BitDepth 473 - May 17

RSS feeds are a fast and easy way to keep tabs on a fast changing websites.
Website tickertape

News on the Net. An aggregator can organise summaries of vast resources of current information at the click of a mouse. You can also look at online comics.

The first time I heard about RSS and Atom feeds, I imagined one of those old black and white films with a guy in a suit frowning with grave concern at a paper tape spewing out of a chattering, glass-encased machine.
The principle is the same, but the execution is very different. RSS feeds, like financial tickertape, offer a useful overview of a vast resource of information, and since we're talking about the Internet, "vast" is really something of an understatement.
There's no scrolling line of text and most popular web browsers can't handle these feeds natively, which is exactly where they would be most useful.

An RSS feed is a tight summary of updated content on a website. It's a text feed, so it downloads quickly, and offers live links to specific stories so you can quickly browse a list of new stories and click on a link to go to something that interests you.
It is, in short, one of those really good ideas that can make your life easier and your web browsing less time-consuming.
RSS, like DVD, is one of those acronyms with a shifting expansion and now is said to be short for Really Simple Syndication. Links will most commonly send you to a web page such as a weblog or a news website, but some will load comics or download a podcast audio file.
The Opera web browser and Apple's Safari for their new OS, 10.4, will load RSS feeds, but an even better way to manage them is with an aggregator. Aggregators are designed to manage feeds from multiple sources and update them.
Since RSS works the same way on Windows as it does on a Mac, I tried a few aggregators on my PowerBook, finally narrowing the offerings down to NetNewsWire Lite, a free version of its shareware sibling NetNewsWire.

NetNewsWire, even in its freeware form, is a spectacular application, offering hundreds of pre-listed feeds from which you can choose. Windows users will want to take a look at DeskShare's freeware Active Web Reader (www.deskshare.com).
In choosing an aggregator, you'll find that simple courtesy makes a big difference. You can easily add newsfeeds by copying them from any website you visit now that has the RSS link (usually a tiny orange rectangle with XML written in it), but feed browsing in an aggregator is addictive.
I found myself linking to websites I would never have otherwise considered based on stories that popped up in their feeds and that's the magic that makes the web such a rich and interesting place to loiter in.

No Tiger in my tank.
Normally, I'd be fooling around with Apple's latest and greatest operating system by now, but that won't be happening for months yet.
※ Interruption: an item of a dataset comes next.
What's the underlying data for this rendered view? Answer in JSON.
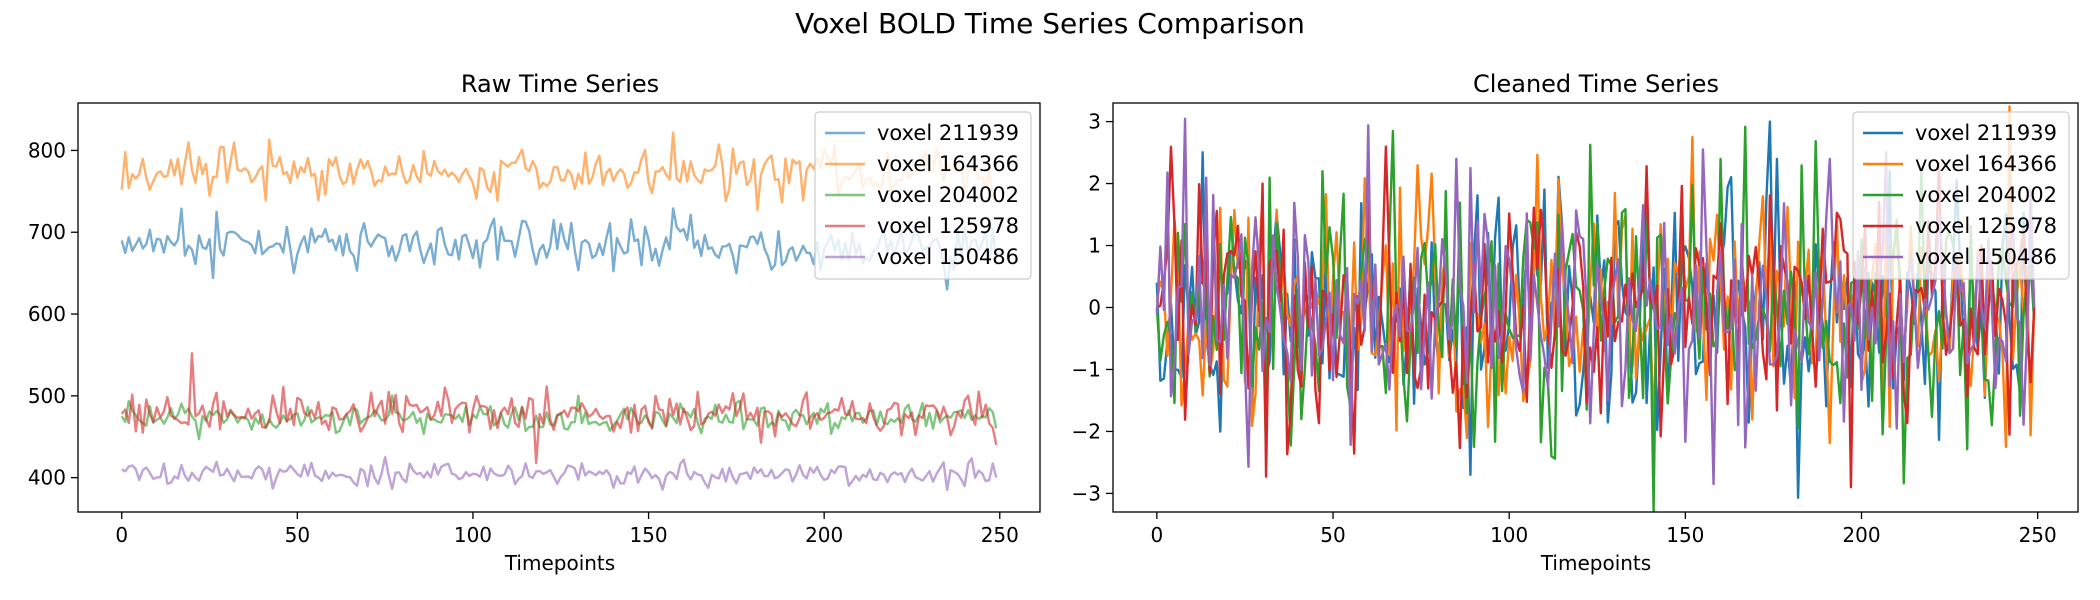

It isn't that 10.4, or as Apple's hyping it, Tiger, isn't a worthy version of the software that runs Macs, it's just that its immediate predecessor, version 10.3.9 is just so good.
I switched to OSX with version 10.1, which was functional. Version 10.2, or Jaguar, was a distinct improvement, but with 10.3 or Panther, the OS finally came into its own, with an across the board functionality and stability that only got better with each incremental revision (Apple's holding on to the magic 10 by doing full, roughly annual upgrades as 0.1 increments and adding lesser features as 0.01 updates).

Despite the dozens of oddball applications and system-level doohickeys I use, I've found 10.3.9 to be both robust and compatible, running for weeks at a time without having a crash. That gets addictive, to be quite frank.
My fears aren't really Apple's fault. It's going to take a little while for third-party authors to fix problems that may crop up in Tiger, and I'd rather give that whole process a miss.
Getting my wife to upgrade will be even harder. We have a laptop household (except for a desktop running as a server off in a corner) and her iBook, which she uses the way most people use computers, has been running for 425 days.
Now that I've foolishly added her laptop to a
worldwide challenge list for OSX uptime, getting it out of her hands is going to be impossible.
Eventually we'll upgrade to Tiger, but Apple's latest big cat is going to have to wait while their last feline still purrs away contentedly.